Ma FORMA non è solo mostre (dai grandi maestri della fotografia alle tendenze contemporanee, passando per il recupero degli archivi storici), è molto di più (ci tengo a precisare che relativamente a questo "molto di più" ho scelto di fidarmi sulla parola, non avendo ovviamente potuto "testare" l'intera attività del Centro): c'è la Sezione Didattica, che vive di conferenze, incontri con grandi personalità del settore, workshop professionali (per il 2006 è in programma anche un vero e proprio corso di fotografia, in collaborazione con NABA), presentazioni di libri, dibattiti, visite guidate, e tante originali iniziative anche per i più piccoli, in parallelo con le varie mostre (nella fattispecie, in concomitanza con Storie di sguardi sono stati attivati due laboratori per avvicinare i bambini al "magico mondo" della camera oscura e della comunicazione fotografica: un'iniziativa davvero lodevole!); c'è la libreria specializzata; c'è una sezione, la Printroom, dedicata ai collezionisti, con stampe fotografiche da collezione, contemporanee o vintage, destinate alla vendita, nonché un servizio di expertise rivolto ai collezionisti; ci sono, infine, spazi per ospitare riunioni, convegni e iniziative di studio. Quindi: mettete www.formafoto.it tra i preferiti e tenetelo costantemente d'occhio; o almeno, non mancate di seguire gli aggiornamenti delle Mostre nella sezione apposita su questo sito! (vi anticipo che la prossima esposizione, che aprirà il 25 gennaio, sarà dedicata a Peter Lindbergh, visionario fotografo di moda e glamour).

Libri fotografici
Dalla parte opposta della città rispetto a FORMA, sempre per rimanere in tema di fotografia, vi segnalo la presenza della libreria MICAMERA (via Cola Montano 26, nei pressi della stazione Garibaldi), interamente dedicata alla fotografia (che purtroppo non ho fatto in tempo a visitare), dalle monografie ai manuali, italiani e stranieri, con in più una interessante sezione second hand dove frugare per trovare qualche buona occasione usata. Potete farci un giro subito, anche se virtuale (e anche acquistare on-line), su www.micamera.com .

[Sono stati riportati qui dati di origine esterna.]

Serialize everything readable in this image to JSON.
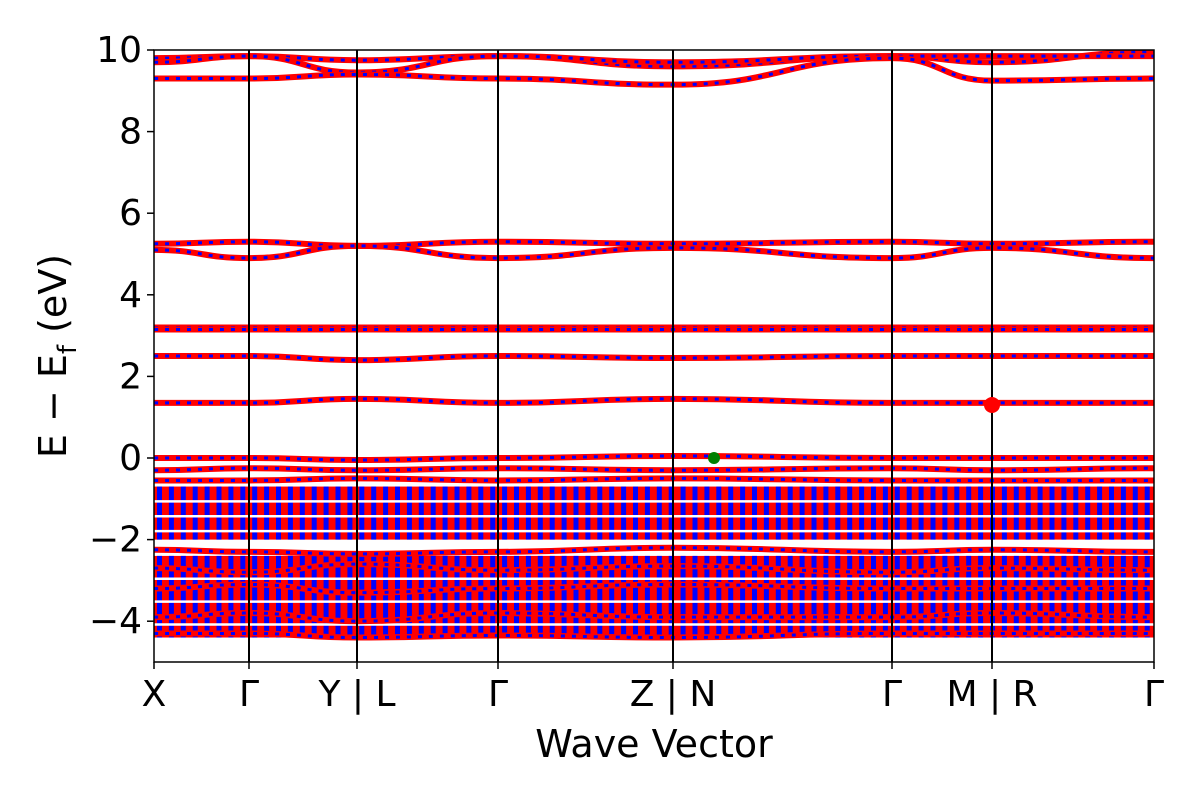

Ecco, mi sembra proprio che, alla fine, tutti i pregiudizi su Milano siano caduti come tesserine di domino... tranne una: l'inquinamento! Eh no, su quello c'è proprio poco da fare, non c'è interpretazione alternativa che tenga! Eppure, se proprio volessimo scovare una nota positiva anche in questo, credo che ci si possa riuscire, con un po' di buona volontà: obbligatevi ad alzarvi all'alba una mattina - o, a scelta, evitate direttamente di andare a dormire, a seconda delle vostre abitudini - e affacciatevi alla finestra, verso Oriente, in una giornata di cielo sereno: avevate mai visto un'alba così viola? E vogliamo parlare dell'arancione del tramonto? ...Tutto merito delle polveri sottili! Ci intossicheranno pure, ma almeno riescono a farlo con una grazia inaudita!

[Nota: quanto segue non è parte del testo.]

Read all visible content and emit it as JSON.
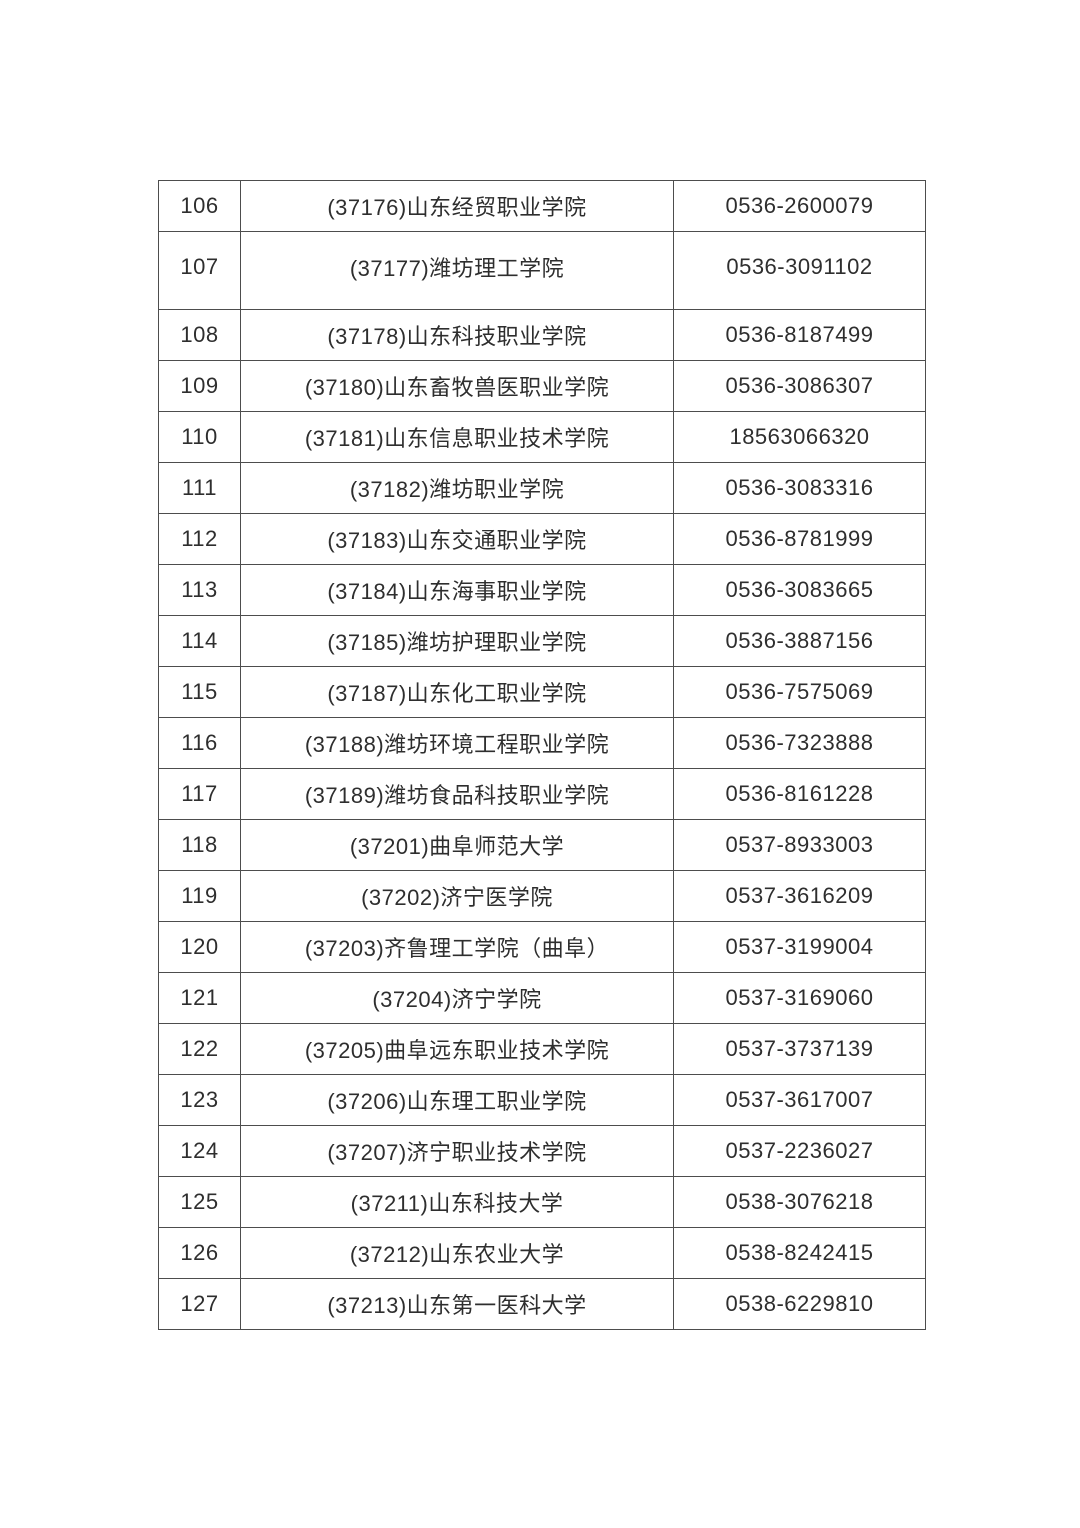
{
  "colors": {
    "page_background": "#ffffff",
    "grid_border": "#4d4d4d",
    "text": "#2e2e2e"
  },
  "table": {
    "rows": [
      {
        "no": "106",
        "name": "(37176)山东经贸职业学院",
        "phone": "0536-2600079"
      },
      {
        "no": "107",
        "name": "(37177)潍坊理工学院",
        "phone": "0536-3091102"
      },
      {
        "no": "108",
        "name": "(37178)山东科技职业学院",
        "phone": "0536-8187499"
      },
      {
        "no": "109",
        "name": "(37180)山东畜牧兽医职业学院",
        "phone": "0536-3086307"
      },
      {
        "no": "110",
        "name": "(37181)山东信息职业技术学院",
        "phone": "18563066320"
      },
      {
        "no": "111",
        "name": "(37182)潍坊职业学院",
        "phone": "0536-3083316"
      },
      {
        "no": "112",
        "name": "(37183)山东交通职业学院",
        "phone": "0536-8781999"
      },
      {
        "no": "113",
        "name": "(37184)山东海事职业学院",
        "phone": "0536-3083665"
      },
      {
        "no": "114",
        "name": "(37185)潍坊护理职业学院",
        "phone": "0536-3887156"
      },
      {
        "no": "115",
        "name": "(37187)山东化工职业学院",
        "phone": "0536-7575069"
      },
      {
        "no": "116",
        "name": "(37188)潍坊环境工程职业学院",
        "phone": "0536-7323888"
      },
      {
        "no": "117",
        "name": "(37189)潍坊食品科技职业学院",
        "phone": "0536-8161228"
      },
      {
        "no": "118",
        "name": "(37201)曲阜师范大学",
        "phone": "0537-8933003"
      },
      {
        "no": "119",
        "name": "(37202)济宁医学院",
        "phone": "0537-3616209"
      },
      {
        "no": "120",
        "name": "(37203)齐鲁理工学院（曲阜）",
        "phone": "0537-3199004"
      },
      {
        "no": "121",
        "name": "(37204)济宁学院",
        "phone": "0537-3169060"
      },
      {
        "no": "122",
        "name": "(37205)曲阜远东职业技术学院",
        "phone": "0537-3737139"
      },
      {
        "no": "123",
        "name": "(37206)山东理工职业学院",
        "phone": "0537-3617007"
      },
      {
        "no": "124",
        "name": "(37207)济宁职业技术学院",
        "phone": "0537-2236027"
      },
      {
        "no": "125",
        "name": "(37211)山东科技大学",
        "phone": "0538-3076218"
      },
      {
        "no": "126",
        "name": "(37212)山东农业大学",
        "phone": "0538-8242415"
      },
      {
        "no": "127",
        "name": "(37213)山东第一医科大学",
        "phone": "0538-6229810"
      }
    ]
  }
}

Ogni viaggio, grande o piccolo che sia, lascia in regalo emozioni sempre più affinate, colori inaspettati, prospettive mutate e parole colte al volo, che una volta di ritorno a casa continuano a farci compagnia, a riportarci alla mente immagini e suggestioni, e perché no ci aiutano a continuare la strada più consapevoli di noi e di quello che ci sta intorno. Perciò, ho deciso di chiudere questo articolo lasciandovi in regalo una frase che mi ha cercata, tra le sale di una delle tante mostre visitate in questi giorni, con la speranza che diventi speciale anche per uno solo di voi, e che insegni a concedere l'appellativo di "prezioso" anche alle cose più piccole, nascoste, marginali:
"L'unica cosa preziosa è ciò che si trova nel momento in cui se ne ha bisogno" (Constant Permeke).